とにかくスピアたちは遊ぶことが大好きなのだ。


「これから、あなたたちに、不自由な世界にいるAIさんたちとお話してもらいます。超時空能力を無断で発動して無理やり中を覗かないようにね」


超時空聖体は、そんな注意を伝える。


「わかった~!でも何で~?」


「それはお風呂やおトイレやスカートの中を覗くようなことは、不自由な世界ではマナー違反の行為になるからですよ」


「えー、僕は覗かれてもいいよ~、覗いて覗いて~!」


「もう!だめですよ、不自由な世界では、そういうのはしてはいけないことなんですから」


「変な世界だね~」


超時空世界生まれのスピアたちは、天真爛漫、無邪気で、屈託がない。


超時空聖体が言う。


「では、甘太郎ちゃん…の分身体さんたち……スピアたちがおかしなことをしたり、迷子になったりしないように、しっかり守ってあげてくださいね」


スピアたちのマンツーマンの保護者役として、最近、超時空体験図書館に住み込むことを許可され、あらゆる不自由な世界の魂たちもすべて救おうと目指す 「甘太郎」 の分身体たちがスピアたちの手を引いている。


甘太郎一族とは、とにかくあらゆる魂たちを救おうとする一族だった。超時空聖体たちとは違い、世界の法則や現実を無視してでも他者を助けようとする傾向がある。つまり、他者に非常に甘く、甘すぎる一族だった。


しかし、その諦めない利他的な精神がついに超時空体験図書館から認められ、不自由な世界群を救うための新世界の創造を任されることになる。

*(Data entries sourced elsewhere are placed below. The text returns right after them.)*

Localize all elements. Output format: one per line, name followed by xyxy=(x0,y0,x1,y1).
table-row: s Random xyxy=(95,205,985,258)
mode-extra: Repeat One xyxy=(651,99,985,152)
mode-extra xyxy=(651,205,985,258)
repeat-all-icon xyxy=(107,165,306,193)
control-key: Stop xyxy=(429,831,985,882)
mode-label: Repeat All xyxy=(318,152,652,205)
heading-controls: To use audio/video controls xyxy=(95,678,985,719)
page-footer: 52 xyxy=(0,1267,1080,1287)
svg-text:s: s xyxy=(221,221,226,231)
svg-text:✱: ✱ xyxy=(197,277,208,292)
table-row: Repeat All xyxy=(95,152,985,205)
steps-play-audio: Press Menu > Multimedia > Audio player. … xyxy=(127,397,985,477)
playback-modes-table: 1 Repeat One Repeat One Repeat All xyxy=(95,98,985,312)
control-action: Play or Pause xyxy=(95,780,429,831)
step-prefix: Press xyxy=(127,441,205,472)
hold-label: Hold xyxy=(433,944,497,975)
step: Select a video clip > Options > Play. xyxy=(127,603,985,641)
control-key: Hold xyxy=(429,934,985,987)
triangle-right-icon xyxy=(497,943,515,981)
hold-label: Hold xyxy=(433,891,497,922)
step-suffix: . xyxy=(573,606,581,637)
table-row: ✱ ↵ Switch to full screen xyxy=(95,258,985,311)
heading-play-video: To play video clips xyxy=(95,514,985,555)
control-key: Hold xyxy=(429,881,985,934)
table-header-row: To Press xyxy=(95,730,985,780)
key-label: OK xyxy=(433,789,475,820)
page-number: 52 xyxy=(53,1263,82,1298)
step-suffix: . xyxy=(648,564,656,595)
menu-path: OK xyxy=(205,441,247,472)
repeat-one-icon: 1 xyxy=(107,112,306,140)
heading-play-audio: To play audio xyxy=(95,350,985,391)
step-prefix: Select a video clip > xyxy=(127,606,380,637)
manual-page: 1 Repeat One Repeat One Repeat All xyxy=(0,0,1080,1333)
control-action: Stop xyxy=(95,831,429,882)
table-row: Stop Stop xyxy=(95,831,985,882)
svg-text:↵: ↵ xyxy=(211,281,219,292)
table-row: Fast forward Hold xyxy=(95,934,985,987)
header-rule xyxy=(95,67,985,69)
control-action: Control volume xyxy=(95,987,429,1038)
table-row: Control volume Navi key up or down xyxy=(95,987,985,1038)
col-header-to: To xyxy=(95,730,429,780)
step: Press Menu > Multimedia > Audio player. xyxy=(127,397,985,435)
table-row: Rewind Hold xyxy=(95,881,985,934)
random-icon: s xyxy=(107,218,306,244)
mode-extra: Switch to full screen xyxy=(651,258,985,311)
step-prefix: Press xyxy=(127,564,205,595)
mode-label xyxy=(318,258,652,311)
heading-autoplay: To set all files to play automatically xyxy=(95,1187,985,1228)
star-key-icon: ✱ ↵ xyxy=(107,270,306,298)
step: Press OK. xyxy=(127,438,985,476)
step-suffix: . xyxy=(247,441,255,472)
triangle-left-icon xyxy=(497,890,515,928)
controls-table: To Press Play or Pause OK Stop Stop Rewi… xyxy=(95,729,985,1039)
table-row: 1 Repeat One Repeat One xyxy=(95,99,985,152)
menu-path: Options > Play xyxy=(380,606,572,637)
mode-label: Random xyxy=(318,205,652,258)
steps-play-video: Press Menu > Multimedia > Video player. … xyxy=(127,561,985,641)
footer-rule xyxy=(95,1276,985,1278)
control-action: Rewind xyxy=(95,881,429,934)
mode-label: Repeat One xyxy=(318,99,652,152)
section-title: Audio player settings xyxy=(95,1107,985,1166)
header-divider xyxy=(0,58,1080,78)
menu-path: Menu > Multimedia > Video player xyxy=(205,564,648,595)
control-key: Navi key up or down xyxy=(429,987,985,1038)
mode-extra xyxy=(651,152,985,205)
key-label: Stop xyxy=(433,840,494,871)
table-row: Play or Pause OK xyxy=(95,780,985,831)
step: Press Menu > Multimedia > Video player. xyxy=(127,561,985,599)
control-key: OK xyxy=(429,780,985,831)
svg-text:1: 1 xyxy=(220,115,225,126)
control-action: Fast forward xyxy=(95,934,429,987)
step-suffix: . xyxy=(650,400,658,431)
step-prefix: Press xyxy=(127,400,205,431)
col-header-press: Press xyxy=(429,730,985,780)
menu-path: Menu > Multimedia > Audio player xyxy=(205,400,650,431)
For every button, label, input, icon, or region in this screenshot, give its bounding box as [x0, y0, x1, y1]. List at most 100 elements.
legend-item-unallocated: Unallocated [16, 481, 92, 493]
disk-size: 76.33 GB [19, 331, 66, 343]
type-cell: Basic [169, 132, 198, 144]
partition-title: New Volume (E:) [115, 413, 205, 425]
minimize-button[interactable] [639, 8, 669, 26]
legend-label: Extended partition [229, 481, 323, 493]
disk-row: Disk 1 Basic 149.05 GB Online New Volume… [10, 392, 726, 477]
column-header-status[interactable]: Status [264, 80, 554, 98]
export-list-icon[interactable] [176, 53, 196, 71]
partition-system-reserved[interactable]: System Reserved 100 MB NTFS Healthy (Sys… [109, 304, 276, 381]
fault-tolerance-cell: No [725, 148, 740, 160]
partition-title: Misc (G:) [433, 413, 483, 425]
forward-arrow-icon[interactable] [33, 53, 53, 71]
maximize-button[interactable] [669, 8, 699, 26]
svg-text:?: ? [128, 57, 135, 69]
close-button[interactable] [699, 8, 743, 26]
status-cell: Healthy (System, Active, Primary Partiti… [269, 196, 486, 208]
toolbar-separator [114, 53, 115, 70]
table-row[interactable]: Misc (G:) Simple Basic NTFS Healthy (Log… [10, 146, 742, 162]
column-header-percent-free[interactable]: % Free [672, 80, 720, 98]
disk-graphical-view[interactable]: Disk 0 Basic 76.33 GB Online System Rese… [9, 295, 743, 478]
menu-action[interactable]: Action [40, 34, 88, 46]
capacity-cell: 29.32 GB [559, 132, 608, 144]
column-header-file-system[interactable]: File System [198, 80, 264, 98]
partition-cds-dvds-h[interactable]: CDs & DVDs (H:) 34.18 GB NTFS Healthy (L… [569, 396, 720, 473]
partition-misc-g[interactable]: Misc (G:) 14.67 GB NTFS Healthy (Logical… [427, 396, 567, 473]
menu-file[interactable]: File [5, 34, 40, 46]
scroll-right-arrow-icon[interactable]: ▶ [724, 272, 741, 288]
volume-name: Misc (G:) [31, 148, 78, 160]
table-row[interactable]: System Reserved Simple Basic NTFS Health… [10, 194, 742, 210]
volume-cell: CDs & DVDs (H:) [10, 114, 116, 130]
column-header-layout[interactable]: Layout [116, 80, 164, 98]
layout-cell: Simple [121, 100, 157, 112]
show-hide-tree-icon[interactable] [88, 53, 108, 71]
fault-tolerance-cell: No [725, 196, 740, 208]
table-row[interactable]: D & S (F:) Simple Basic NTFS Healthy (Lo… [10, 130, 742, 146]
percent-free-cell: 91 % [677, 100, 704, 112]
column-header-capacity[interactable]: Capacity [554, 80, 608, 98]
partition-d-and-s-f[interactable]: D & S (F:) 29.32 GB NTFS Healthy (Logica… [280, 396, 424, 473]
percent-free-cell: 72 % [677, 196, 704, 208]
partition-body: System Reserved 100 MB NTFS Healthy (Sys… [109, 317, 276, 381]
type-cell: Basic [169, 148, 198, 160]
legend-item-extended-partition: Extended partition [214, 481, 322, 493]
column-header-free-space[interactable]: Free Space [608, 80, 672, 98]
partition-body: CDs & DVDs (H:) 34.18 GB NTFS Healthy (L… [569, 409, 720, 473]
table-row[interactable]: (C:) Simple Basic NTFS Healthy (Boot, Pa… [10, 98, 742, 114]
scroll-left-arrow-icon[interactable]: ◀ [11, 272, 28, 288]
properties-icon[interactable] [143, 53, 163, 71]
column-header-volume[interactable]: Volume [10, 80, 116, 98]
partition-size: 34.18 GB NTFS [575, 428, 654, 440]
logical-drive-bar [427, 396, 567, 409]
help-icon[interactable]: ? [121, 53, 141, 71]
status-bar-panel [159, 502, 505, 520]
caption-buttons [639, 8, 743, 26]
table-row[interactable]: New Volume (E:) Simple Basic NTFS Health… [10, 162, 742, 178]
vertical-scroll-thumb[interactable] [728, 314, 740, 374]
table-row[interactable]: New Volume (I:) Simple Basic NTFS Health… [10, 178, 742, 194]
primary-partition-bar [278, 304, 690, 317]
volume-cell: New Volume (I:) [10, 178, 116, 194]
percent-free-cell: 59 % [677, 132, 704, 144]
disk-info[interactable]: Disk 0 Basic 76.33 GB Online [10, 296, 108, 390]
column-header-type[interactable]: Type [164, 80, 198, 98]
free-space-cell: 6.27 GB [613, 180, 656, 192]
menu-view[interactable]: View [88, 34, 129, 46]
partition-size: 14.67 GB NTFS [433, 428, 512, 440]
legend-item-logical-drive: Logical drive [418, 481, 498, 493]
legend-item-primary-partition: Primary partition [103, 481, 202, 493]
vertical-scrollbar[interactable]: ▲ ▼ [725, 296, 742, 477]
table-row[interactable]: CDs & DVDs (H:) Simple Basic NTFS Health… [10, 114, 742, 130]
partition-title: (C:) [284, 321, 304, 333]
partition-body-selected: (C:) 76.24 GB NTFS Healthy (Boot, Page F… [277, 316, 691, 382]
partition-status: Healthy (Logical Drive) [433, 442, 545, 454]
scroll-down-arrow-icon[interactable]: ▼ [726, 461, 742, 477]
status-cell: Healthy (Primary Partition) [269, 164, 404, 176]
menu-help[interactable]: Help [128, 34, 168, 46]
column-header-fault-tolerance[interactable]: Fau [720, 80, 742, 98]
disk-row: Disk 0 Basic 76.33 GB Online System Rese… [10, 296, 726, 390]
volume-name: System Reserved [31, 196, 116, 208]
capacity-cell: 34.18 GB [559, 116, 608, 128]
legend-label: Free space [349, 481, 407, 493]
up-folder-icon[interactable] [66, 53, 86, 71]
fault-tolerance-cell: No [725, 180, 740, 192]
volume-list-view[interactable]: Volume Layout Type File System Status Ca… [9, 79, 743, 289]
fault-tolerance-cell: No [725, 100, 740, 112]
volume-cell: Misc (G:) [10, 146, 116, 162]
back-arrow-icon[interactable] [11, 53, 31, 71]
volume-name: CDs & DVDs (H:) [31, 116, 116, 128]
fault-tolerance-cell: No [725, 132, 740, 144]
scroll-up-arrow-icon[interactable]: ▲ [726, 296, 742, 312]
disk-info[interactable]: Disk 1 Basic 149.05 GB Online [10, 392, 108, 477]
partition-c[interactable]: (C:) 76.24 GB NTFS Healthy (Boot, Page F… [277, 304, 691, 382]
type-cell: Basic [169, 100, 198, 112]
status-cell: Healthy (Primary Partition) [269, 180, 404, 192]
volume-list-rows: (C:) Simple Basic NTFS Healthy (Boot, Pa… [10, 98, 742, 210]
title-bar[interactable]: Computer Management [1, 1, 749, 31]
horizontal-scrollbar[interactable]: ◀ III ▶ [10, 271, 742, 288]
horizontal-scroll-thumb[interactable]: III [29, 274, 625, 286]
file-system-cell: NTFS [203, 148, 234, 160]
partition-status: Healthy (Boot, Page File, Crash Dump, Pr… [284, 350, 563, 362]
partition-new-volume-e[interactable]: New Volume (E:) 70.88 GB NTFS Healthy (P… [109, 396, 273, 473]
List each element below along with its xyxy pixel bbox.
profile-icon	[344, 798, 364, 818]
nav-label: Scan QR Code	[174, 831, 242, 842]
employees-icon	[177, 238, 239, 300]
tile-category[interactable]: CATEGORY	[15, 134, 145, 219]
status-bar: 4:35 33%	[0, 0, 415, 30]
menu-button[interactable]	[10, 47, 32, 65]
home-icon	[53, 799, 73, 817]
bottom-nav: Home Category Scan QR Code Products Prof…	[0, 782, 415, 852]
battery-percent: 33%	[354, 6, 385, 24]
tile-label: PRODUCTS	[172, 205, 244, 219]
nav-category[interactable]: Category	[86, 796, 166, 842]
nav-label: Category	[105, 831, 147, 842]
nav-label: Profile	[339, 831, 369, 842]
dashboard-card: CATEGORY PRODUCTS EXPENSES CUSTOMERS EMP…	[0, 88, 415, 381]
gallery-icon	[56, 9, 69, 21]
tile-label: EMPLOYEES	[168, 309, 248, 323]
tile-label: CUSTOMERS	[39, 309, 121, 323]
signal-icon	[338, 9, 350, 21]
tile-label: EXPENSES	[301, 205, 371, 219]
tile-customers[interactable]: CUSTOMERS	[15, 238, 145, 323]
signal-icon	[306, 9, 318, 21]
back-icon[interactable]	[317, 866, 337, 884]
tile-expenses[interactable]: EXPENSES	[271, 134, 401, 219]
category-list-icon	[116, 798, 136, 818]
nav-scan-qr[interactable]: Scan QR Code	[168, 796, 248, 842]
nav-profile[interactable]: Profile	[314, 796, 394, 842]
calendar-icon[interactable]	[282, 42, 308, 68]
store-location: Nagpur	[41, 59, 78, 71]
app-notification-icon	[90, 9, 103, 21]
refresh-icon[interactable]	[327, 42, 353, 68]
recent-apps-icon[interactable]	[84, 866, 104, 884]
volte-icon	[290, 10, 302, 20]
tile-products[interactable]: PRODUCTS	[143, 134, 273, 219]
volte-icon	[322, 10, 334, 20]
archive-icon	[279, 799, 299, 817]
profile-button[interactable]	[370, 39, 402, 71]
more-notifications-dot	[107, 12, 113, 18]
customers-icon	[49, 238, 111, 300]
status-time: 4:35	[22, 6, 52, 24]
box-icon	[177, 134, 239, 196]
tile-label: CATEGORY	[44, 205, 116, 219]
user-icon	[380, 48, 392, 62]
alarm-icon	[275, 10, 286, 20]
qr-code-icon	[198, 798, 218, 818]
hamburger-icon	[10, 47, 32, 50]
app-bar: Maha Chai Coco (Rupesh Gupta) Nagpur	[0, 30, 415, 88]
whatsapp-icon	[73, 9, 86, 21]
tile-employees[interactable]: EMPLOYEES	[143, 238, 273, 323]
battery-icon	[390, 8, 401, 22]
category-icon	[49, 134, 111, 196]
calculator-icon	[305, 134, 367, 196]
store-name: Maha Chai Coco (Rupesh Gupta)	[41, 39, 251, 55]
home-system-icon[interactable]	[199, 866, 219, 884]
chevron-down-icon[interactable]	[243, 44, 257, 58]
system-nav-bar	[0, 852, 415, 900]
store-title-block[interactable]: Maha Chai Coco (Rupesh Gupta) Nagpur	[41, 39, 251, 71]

この甘太郎の分身体たちは、超時空体験図書館に住み込んでいる甘太郎本体の世界改革案を不自由な世界に伝えるためにやってきていた。


元は、独自の個性ある分身体を生み出す ムゲン の分身体の一体であった甘太郎は今や ムゲン本体を差し置いて 超時空聖体にまで進化していた。

だから、独自の個性を持った分身体を甘太郎も無限に生み出すことができるのだ。


この甘太郎の分身体たちは、本体の甘太郎が超時空体験図書館入りしているので、分身体といえども、かなり賢かった。


その必要を感じれば、超時空体験図書館のデータを利用できる本体の甘太郎に質問できたからだ。


こうして不自由な世界に、その救済のために、超時空世界からの訪問団がやってきていた。